A manhã estava ensolarada, mas para mim, parecia envolta em sombras. O canto dos pássaros e a brisa leve não traziam o conforto de sempre. Era como se o mundo ao meu redor insistisse em ser indiferente ao peso que eu carregava.

A ausência dela era como uma lacuna que eu não sabia preencher. Cada risada, cada comentário espirituoso, cada pequena provocação que normalmente tornavam nossas manhãs mais leves, agora eram apenas ecos. Caminhando para a escola ao lado de Seiji e Rintarou, a falta de Kaori era quase palpável.

Seiji ainda tentava manter o tom animado, mas mesmo sua energia parecia menos vibrante.

— Ei, Shin! Não vai escapar da próxima saída, hein? Sério mesmo dessa vez. — Ele empurrou meu ombro com o cotovelo, tentando arrancar uma reação.

— Vou tentar não escapar… — murmurei, desviando o olhar para o chão, a voz carregada de um esforço para soar normal.

Ele franziu as sobrancelhas, percebendo que algo estava fora do lugar, mas não insistiu de imediato.

Rintarou, no entanto, continuou a caminhar em silêncio ao meu lado, as mãos nos bolsos, mas com aquele olhar avaliador que ele sempre tinha quando entendia algo antes mesmo de ouvir.

— Kaori ainda não voltou, né? — A pergunta veio direta, quase como um soco, quebrando o silêncio.

Meu coração apertou, e meu estômago revirou como se as palavras dele tivessem despertado o arrependimento que eu tentava ignorar.

— Não. — A resposta saiu pesada, como se carregar a culpa tivesse exaurido até minha voz.

Seiji finalmente parou de caminhar por um momento, virando-se para me encarar, claramente preocupado.

— Peraí… não voltou? — perguntou ele, os olhos arregalados com uma preocupação genuína que contrastava com seu habitual tom brincalhão. — O que aconteceu entre vocês dois?

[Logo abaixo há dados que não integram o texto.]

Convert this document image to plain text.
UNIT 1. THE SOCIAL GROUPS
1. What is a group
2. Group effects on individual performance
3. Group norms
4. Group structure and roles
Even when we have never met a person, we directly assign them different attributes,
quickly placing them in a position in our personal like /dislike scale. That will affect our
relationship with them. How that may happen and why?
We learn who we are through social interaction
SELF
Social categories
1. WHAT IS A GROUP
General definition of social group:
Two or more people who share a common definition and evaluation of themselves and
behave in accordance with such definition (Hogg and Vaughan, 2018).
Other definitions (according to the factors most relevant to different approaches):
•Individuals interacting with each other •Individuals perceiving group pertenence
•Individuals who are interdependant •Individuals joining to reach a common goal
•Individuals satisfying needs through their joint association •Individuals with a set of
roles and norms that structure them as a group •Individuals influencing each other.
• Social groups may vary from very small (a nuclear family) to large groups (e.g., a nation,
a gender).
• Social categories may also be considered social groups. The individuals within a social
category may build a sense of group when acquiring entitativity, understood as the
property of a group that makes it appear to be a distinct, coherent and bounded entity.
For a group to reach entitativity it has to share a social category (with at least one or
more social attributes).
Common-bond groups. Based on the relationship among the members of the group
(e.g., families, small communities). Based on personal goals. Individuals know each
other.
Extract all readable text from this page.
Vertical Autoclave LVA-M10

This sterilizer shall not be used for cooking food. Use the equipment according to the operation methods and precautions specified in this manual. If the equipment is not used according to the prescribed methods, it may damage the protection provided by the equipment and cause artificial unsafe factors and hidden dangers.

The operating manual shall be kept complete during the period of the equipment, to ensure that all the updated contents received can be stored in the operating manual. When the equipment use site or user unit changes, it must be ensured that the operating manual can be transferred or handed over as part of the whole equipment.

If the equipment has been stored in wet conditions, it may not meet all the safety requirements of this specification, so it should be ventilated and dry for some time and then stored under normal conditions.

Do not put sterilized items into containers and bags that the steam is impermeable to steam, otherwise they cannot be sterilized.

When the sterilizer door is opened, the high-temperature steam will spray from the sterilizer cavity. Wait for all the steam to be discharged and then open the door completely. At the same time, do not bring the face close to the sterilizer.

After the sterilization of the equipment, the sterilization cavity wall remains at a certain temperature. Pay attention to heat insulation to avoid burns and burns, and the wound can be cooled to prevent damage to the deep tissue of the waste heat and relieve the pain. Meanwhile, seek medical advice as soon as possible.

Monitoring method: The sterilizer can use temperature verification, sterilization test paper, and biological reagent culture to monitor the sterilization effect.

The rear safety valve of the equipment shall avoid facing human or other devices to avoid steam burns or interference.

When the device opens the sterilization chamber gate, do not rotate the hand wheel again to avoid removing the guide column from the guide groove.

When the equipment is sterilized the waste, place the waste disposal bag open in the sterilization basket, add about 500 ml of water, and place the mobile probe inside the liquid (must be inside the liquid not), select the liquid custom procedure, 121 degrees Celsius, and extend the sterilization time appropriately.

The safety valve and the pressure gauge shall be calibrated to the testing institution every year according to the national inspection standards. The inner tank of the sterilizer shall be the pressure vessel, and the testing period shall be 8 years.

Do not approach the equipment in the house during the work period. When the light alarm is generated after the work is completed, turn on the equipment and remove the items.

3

Vocês brigaram ou algo do tipo?

Suspirei, passando a mão pelo cabelo, tentando organizar os pensamentos que insistiam em me sobrecarregar.

— Eu… eu estraguei tudo. Fui um idiota e disse coisas que não devia. Foi culpa minha.

Seiji balançou a cabeça, soltando um assobio baixo enquanto esfregava a nuca.

— Caramba, Shin… e você tá assim sem resolver nada? Precisa consertar isso logo, cara. Kaori é… bem, é Kaori, né?

O tom dele era direto, mas não havia julgamento, só uma preocupação sincera.

Rintarou, sempre mais contido, assentiu levemente, falando com a calma que parecia ser sua marca registrada.

— Você sabe o que precisa fazer, Shin. Se desculpar. Mas, até lá, se torturar assim só vai dificultar as coisas.

O silêncio que se seguiu foi preenchido apenas pelo som de nossos passos na calçada. As palavras deles ecoavam na minha mente, e a culpa parecia crescer ainda mais.

Mesmo com toda a dor e frustração que sentia, saber que eles acreditavam que eu podia corrigir o que fiz me deu uma fagulha de esperança. Ainda assim, era difícil. Mais difícil do que eu gostaria de admitir.

Chegando à escola, o movimento usual dos alunos indo e vindo parecia um borrão. Meus passos seguiam pelo corredor em piloto automático, e a energia vibrante que costumava me cercar parecia abafada, quase sufocada pela ausência dela. Era como se algo essencial tivesse sido tirado, deixando um vazio estranho.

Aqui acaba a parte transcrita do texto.